Ä-1 zum Antrag 189/I/2018

Status:
Ablehnung

Gegen Ende des Jahres 2013 gab die syrische Regierung die Kontrolle über die nördlichen Gebiete auf. In dieser vor allem von Kurd*innen, aber auch Assyrer*innen, Jesid*innen und Araber*innen bewohnten Gegend hat sich seitdem eine quasiautonome Regierungs- und Verwaltungsstruktur etabliert, vielfach bekannt unter dem Namen Rojava. Es handelt sich dabei um eine Selbstverwaltung, die sich auf der Basis des demokratischen Konföderalismus aufbaut, einer Form der Nichtstaatlichkeit in der die Dinge des täglichen Lebens demokratisch von der Basis an die Spitze organisiert sind.
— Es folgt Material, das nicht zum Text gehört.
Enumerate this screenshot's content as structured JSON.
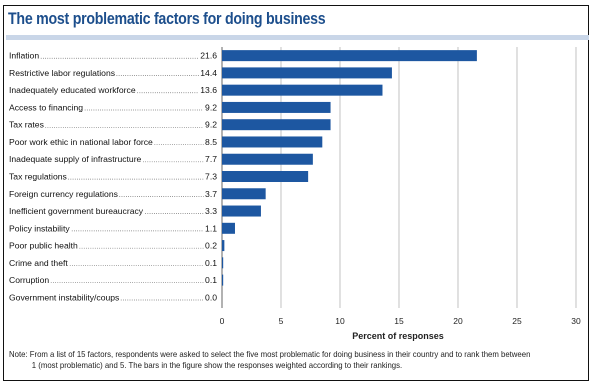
{
  "title": "The most problematic factors for doing business",
  "colors": {
    "bar": "#1d57a1",
    "title": "#1c4e8c",
    "rule": "#c9d6e8"
  },
  "chart_data": {
    "type": "bar",
    "orientation": "horizontal",
    "title": "The most problematic factors for doing business",
    "xlabel": "Percent of responses",
    "ylabel": "",
    "xlim": [
      0,
      30
    ],
    "xticks": [
      0,
      5,
      10,
      15,
      20,
      25,
      30
    ],
    "grid": "vertical",
    "categories": [
      "Inflation",
      "Restrictive labor regulations",
      "Inadequately educated workforce",
      "Access to financing",
      "Tax rates",
      "Poor work ethic in national labor force",
      "Inadequate supply of infrastructure",
      "Tax regulations",
      "Foreign currency regulations",
      "Inefficient government bureaucracy",
      "Policy instability",
      "Poor public health",
      "Crime and theft",
      "Corruption",
      "Government instability/coups"
    ],
    "values": [
      21.6,
      14.4,
      13.6,
      9.2,
      9.2,
      8.5,
      7.7,
      7.3,
      3.7,
      3.3,
      1.1,
      0.2,
      0.1,
      0.1,
      0.0
    ],
    "value_labels": [
      "21.6",
      "14.4",
      "13.6",
      "9.2",
      "9.2",
      "8.5",
      "7.7",
      "7.3",
      "3.7",
      "3.3",
      "1.1",
      "0.2",
      "0.1",
      "0.1",
      "0.0"
    ]
  },
  "note": {
    "line1": "Note: From a list of 15 factors, respondents were asked to select the five most problematic for doing business in their country and to rank them between",
    "line2": "1 (most problematic) and 5. The bars in the figure show the responses weighted according to their rankings."
  }
}
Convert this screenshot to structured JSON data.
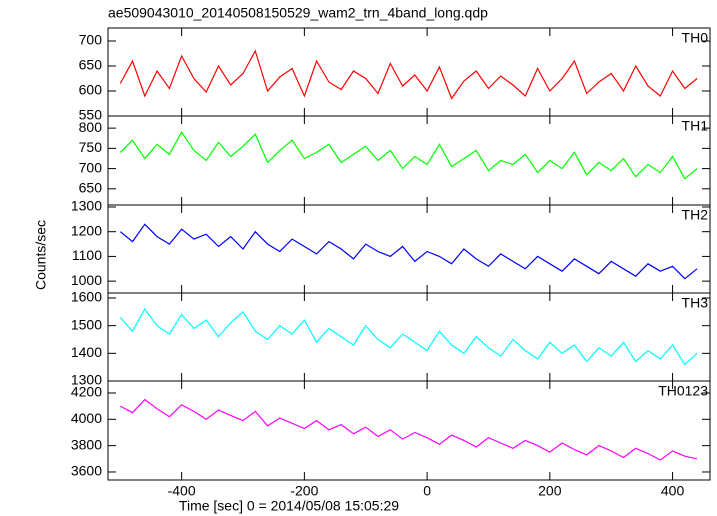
{
  "chart_data": {
    "type": "line",
    "title": "ae509043010_20140508150529_wam2_trn_4band_long.qdp",
    "xlabel": "Time [sec] 0 = 2014/05/08 15:05:29",
    "ylabel": "Counts/sec",
    "xlim": [
      -520,
      461
    ],
    "xticks": [
      -400,
      -200,
      0,
      200,
      400
    ],
    "x": [
      -500,
      -480,
      -460,
      -440,
      -420,
      -400,
      -380,
      -360,
      -340,
      -320,
      -300,
      -280,
      -260,
      -240,
      -220,
      -200,
      -180,
      -160,
      -140,
      -120,
      -100,
      -80,
      -60,
      -40,
      -20,
      0,
      20,
      40,
      60,
      80,
      100,
      120,
      140,
      160,
      180,
      200,
      220,
      240,
      260,
      280,
      300,
      320,
      340,
      360,
      380,
      400,
      420,
      440
    ],
    "series": [
      {
        "name": "TH0",
        "color": "#ff0000",
        "ylim": [
          550,
          726
        ],
        "yticks": [
          550,
          600,
          650,
          700
        ],
        "values": [
          615,
          660,
          590,
          640,
          605,
          670,
          625,
          598,
          650,
          612,
          635,
          680,
          600,
          628,
          645,
          590,
          660,
          618,
          603,
          640,
          625,
          595,
          655,
          610,
          632,
          600,
          648,
          585,
          620,
          640,
          605,
          630,
          612,
          590,
          645,
          600,
          625,
          660,
          595,
          618,
          635,
          600,
          650,
          610,
          590,
          640,
          605,
          625
        ]
      },
      {
        "name": "TH1",
        "color": "#00ff00",
        "ylim": [
          610,
          830
        ],
        "yticks": [
          650,
          700,
          750,
          800
        ],
        "values": [
          740,
          770,
          725,
          760,
          735,
          790,
          745,
          720,
          765,
          730,
          755,
          785,
          715,
          745,
          770,
          725,
          740,
          760,
          715,
          735,
          755,
          720,
          745,
          700,
          730,
          710,
          760,
          705,
          725,
          745,
          695,
          720,
          710,
          735,
          690,
          720,
          700,
          740,
          685,
          715,
          695,
          725,
          680,
          710,
          690,
          730,
          675,
          700
        ]
      },
      {
        "name": "TH2",
        "color": "#0000ff",
        "ylim": [
          952,
          1308
        ],
        "yticks": [
          1000,
          1100,
          1200,
          1300
        ],
        "values": [
          1200,
          1160,
          1230,
          1180,
          1150,
          1210,
          1170,
          1190,
          1140,
          1180,
          1130,
          1200,
          1150,
          1120,
          1170,
          1140,
          1110,
          1160,
          1130,
          1090,
          1150,
          1120,
          1100,
          1140,
          1080,
          1120,
          1100,
          1070,
          1130,
          1090,
          1060,
          1110,
          1080,
          1050,
          1100,
          1070,
          1040,
          1090,
          1060,
          1030,
          1080,
          1050,
          1020,
          1070,
          1040,
          1060,
          1010,
          1050
        ]
      },
      {
        "name": "TH3",
        "color": "#00ffff",
        "ylim": [
          1300,
          1618
        ],
        "yticks": [
          1300,
          1400,
          1500,
          1600
        ],
        "values": [
          1530,
          1480,
          1560,
          1500,
          1470,
          1540,
          1490,
          1520,
          1460,
          1510,
          1550,
          1480,
          1450,
          1500,
          1470,
          1520,
          1440,
          1490,
          1460,
          1430,
          1500,
          1450,
          1420,
          1470,
          1440,
          1410,
          1480,
          1430,
          1400,
          1460,
          1420,
          1390,
          1450,
          1410,
          1380,
          1440,
          1400,
          1430,
          1370,
          1420,
          1390,
          1440,
          1370,
          1410,
          1380,
          1430,
          1360,
          1400
        ]
      },
      {
        "name": "TH0123",
        "color": "#ff00ff",
        "ylim": [
          3539,
          4291
        ],
        "yticks": [
          3600,
          3800,
          4000,
          4200
        ],
        "values": [
          4100,
          4050,
          4150,
          4080,
          4020,
          4110,
          4060,
          4000,
          4070,
          4030,
          3990,
          4060,
          3950,
          4010,
          3970,
          3930,
          3990,
          3920,
          3960,
          3890,
          3940,
          3870,
          3920,
          3850,
          3900,
          3860,
          3810,
          3880,
          3840,
          3790,
          3860,
          3820,
          3780,
          3840,
          3800,
          3750,
          3820,
          3770,
          3730,
          3800,
          3760,
          3710,
          3780,
          3740,
          3690,
          3760,
          3720,
          3700
        ]
      }
    ]
  }
}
Dabei werden alle Gremien paritätisch nach Geschlecht und Zugehörigkeit zu einer Bevölkerungsgruppe besetzt und die Vielsprachigkeit der Region nicht nur toleriert sondern gefördert. Es handelt sich damit um ein einzigartiges demokratisches Projekt.

 

Die zu Rojava gehörenden Selbstverteidigungseinheiten YPG und YPJ, deren Aufgabe die Verteidigung des Gebietes Rojava und seiner Menschen vor äußeren Angriffen ist haben sich viel im Kampf gegen des IS hervorgetan. So waren sie es, die den IS aus seiner „Hauptstadt“ ar-raqqa vertrieben und für die vom IS in den Bergen festgesetzten Jesid*innen einen Fluchtkorrdor freikämpften der 20 bis 30 Tausend Jesid*innen das Leben rettete. Obgleich diese Selbstverteidigunseinheiten damit zu den wenigen Akteur*innen gehören, die sich von Beginn an dem IS in aller Entschiedenheit entgegengestellt haben, sind ihre Flaggen in Deutschland verboten. Ebenso jene mit dem Konterfei des in der Türkei inhaftierten ehemaligen PKK-Anführers Abdullah Öcalan, der auch unabhängig von Anhänger*innen der PKK Kurd*innen als Indentifikationsfigur gilt. Nicht zuletzt von ihm stammen viele der Ideen zur Gleichberechtigung von Frauen* und der konföderalen Organisierung der Selbstverwaltung, die Rojava zugrunde liegt. Das Verbot richtet sich nicht gegen die Person Öcalan oder die PKK, sondern gegen ein progressives Gesellschaftsbild.

 

Diese Verbote dienen wie die zahlreichen Vereinsverbote 1993 einer unverhältnismäßigen Repression gegen Kurd*innen und führte beispielsweise zum Abbruch einer Demonstration gegen die Angriffe auf Afrin in Köln. Am 8. März stürmte die Polizei den kurdischen Mezopotamien-Verlag und beschlagnahmte Tausende Bücher und Mediendateien, darunter deutsch-kurdische Wörterbücher und ein Archiv mit 500.000 kurdischen Liedern. Zudem wurde die zentrale Feier des kurdischen Neujahrs „Newroz“ in Deutschland abgesagt. Der bundesweite kurdische Dachverband Nav-Dem zog seine Anmeldung für den 17. März in Hannover zurück, nachdem die dortige Polizei ein Verbot der Versammlung angekündigt hatte.

 

Kurdische Organisationen, die sich also für eine Demokratisierung der Region und einer Gleichberechtigung der dort lebenden Menschen einsetzten und sich entschieden dem IS entgegenstellten werden kriminalisiert und Kurd*innen die sich mit ihnen solidarisieren leiden unter Repressionen, während die völkerrechtswidrigen Angriffe der Türkei auf Afrin im März diesen Jahres von der Bundesrepublik mit Schweigen hingenommen werden, und durch ein Nichteinstellen der Waffenlieferungen sogar indirekt unterstützt werden. Das darf so nicht bleiben!

 

Wir fordern daher ein Ende der Repressionen gegen Kurd*innen in Deutschland!